Desember ini penuh cerita. Buruk dan baik ada. Semua membaur di depan mata.
Selain adanya berita buruk nan tragis tentang penangkapan dua menteri karena korupsi. Kita pun dihadapkan pada berita yang bisa disebut kabar baik, yaitu kedatangan vaksin Sinovac dari China.
Menurut saya, itu kabar baik. Karena, ada harapan lebih besar, bahwa Indonesia akan dapat menghadapi penyebaran covid-19 yang kini semakin merajalela.
Secara pribadi, saya takut membaca statistik kasus covid-19 yang ternyata tidak menurun, malah menanjak tajam. Itulah mengapa, dengan kabar kedatangan vaksin ini saya berharap akan ada banyak orang yang terbebas dari covid-19.
Sebagai masyarakat biasa, dan cenderung antah-berantah, tentu saya berharap vaksin itu juga bisa menjangkau masyarakat kelas bawah hingga yang terpelosok.
Bukan karena faktor kepedulian sosial, tetapi karena mereka bisa saja merupakan orang-orang yang secara daya tahan tubuh lebih siap untuk mendapatkan vaksin. Karena, pemberian vaksin bukan kepada yang sedang sakit, melainkan kepada orang yang masih sehat.
Bagi yang sakit, justru pemberiannya adalah obat, bukan vaksin. Jika sudah 100% sehat, baru mereka mendapatkan vaksin.
Itulah mengapa kemudian, saya juga berpikir tentang siapa-siapa yang sudah siap untuk mendapatkan vaksin.
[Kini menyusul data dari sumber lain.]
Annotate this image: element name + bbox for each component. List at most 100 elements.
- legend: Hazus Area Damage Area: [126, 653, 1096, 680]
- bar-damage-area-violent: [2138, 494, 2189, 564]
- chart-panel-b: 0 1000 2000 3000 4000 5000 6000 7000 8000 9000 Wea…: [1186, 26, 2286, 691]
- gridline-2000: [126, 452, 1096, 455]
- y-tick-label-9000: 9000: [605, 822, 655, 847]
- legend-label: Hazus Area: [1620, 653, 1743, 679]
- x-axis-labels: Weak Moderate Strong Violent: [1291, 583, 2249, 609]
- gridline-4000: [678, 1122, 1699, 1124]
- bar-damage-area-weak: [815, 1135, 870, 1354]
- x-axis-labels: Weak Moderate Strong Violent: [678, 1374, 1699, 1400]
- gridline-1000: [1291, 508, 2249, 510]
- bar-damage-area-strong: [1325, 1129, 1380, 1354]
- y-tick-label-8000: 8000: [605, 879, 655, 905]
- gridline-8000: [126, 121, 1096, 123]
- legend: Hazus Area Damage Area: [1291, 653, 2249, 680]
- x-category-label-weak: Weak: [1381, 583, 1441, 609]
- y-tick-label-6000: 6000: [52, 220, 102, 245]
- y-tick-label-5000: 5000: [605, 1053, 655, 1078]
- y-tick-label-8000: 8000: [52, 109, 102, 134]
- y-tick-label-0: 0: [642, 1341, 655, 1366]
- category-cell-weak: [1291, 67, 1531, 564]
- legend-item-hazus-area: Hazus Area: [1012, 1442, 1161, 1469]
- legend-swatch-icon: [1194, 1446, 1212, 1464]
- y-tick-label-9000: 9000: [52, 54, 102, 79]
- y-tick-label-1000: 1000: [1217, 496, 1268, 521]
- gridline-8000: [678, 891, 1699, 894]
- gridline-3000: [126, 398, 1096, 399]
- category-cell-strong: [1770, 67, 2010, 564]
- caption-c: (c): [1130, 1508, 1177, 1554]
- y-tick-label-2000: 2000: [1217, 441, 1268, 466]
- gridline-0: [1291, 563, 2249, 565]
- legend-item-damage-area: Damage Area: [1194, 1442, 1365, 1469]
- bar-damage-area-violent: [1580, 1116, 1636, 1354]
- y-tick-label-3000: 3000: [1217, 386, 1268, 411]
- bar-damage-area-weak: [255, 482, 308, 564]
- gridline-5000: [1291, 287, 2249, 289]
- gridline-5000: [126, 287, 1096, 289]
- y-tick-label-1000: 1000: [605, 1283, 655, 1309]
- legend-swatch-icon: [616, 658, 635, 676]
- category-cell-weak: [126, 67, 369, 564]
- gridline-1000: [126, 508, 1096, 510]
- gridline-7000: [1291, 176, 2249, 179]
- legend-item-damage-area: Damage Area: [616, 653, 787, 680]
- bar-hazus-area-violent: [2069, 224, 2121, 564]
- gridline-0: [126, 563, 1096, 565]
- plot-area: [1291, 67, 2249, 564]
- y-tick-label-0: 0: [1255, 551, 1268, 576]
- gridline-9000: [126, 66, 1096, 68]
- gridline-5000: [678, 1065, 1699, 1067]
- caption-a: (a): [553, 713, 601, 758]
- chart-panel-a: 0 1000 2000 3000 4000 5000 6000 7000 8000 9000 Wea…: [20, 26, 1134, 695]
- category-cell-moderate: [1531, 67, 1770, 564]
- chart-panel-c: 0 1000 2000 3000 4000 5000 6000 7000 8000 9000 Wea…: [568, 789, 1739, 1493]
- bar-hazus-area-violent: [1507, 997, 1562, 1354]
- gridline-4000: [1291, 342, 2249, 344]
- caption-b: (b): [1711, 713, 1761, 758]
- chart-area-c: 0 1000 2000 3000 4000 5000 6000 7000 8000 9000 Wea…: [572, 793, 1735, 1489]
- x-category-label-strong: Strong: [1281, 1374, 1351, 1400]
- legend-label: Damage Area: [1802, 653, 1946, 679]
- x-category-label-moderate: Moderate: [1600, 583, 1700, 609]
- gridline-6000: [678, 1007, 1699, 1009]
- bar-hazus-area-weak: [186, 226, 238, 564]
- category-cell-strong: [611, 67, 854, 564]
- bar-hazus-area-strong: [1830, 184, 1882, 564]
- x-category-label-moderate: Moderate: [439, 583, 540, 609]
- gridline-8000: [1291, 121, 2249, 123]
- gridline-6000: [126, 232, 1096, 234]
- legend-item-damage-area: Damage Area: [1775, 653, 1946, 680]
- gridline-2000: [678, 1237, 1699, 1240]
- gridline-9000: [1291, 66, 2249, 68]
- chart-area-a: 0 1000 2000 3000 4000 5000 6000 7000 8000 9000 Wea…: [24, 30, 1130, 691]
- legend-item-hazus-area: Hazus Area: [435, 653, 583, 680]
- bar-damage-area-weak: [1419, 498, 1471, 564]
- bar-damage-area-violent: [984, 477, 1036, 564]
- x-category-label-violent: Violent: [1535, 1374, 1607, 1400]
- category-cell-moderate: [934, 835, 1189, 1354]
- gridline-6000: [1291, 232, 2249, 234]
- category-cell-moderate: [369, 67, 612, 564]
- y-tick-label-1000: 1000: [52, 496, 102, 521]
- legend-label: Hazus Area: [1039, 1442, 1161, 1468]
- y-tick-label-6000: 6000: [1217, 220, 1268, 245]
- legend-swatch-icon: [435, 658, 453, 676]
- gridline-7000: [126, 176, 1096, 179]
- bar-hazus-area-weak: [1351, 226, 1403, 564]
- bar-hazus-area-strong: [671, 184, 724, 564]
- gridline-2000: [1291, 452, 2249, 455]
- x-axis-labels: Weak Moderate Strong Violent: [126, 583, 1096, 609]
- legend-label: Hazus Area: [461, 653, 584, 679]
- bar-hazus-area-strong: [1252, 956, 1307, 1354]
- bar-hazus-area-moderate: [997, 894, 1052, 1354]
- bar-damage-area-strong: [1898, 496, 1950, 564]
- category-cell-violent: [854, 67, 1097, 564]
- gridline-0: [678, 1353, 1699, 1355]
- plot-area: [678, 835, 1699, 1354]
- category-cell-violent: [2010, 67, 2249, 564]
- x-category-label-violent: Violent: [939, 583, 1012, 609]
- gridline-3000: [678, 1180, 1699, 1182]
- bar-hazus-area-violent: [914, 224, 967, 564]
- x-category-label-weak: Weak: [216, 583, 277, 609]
Artinya, saya tidak melihat berdasarkan statusnya, melainkan kesiapan tubuhnya.
Walaupun saya bukan ahli kesehatan, tetapi saya menerka-nerka bahwa orang-orang yang seharusnya diprioritaskan untuk mendapatkan vaksin terlebih dahulu adalah orang yang sehat secara imunitas tubuhnya.
Salah satunya yang menurut saya paling tepat adalah pesepak bola. Mereka adalah orang-orang yang sudah terbiasa menjaga stamina dan kesehatan, maka tubuh mereka sudah stabil dan lebih siap untuk mendapatkan vaksin.
Vaksin itu setahu saya bukan obat, melainkan penangkal. Artinya, vaksin adalah perisai, bukan pedang yang digunakan untuk menyerang penyakit.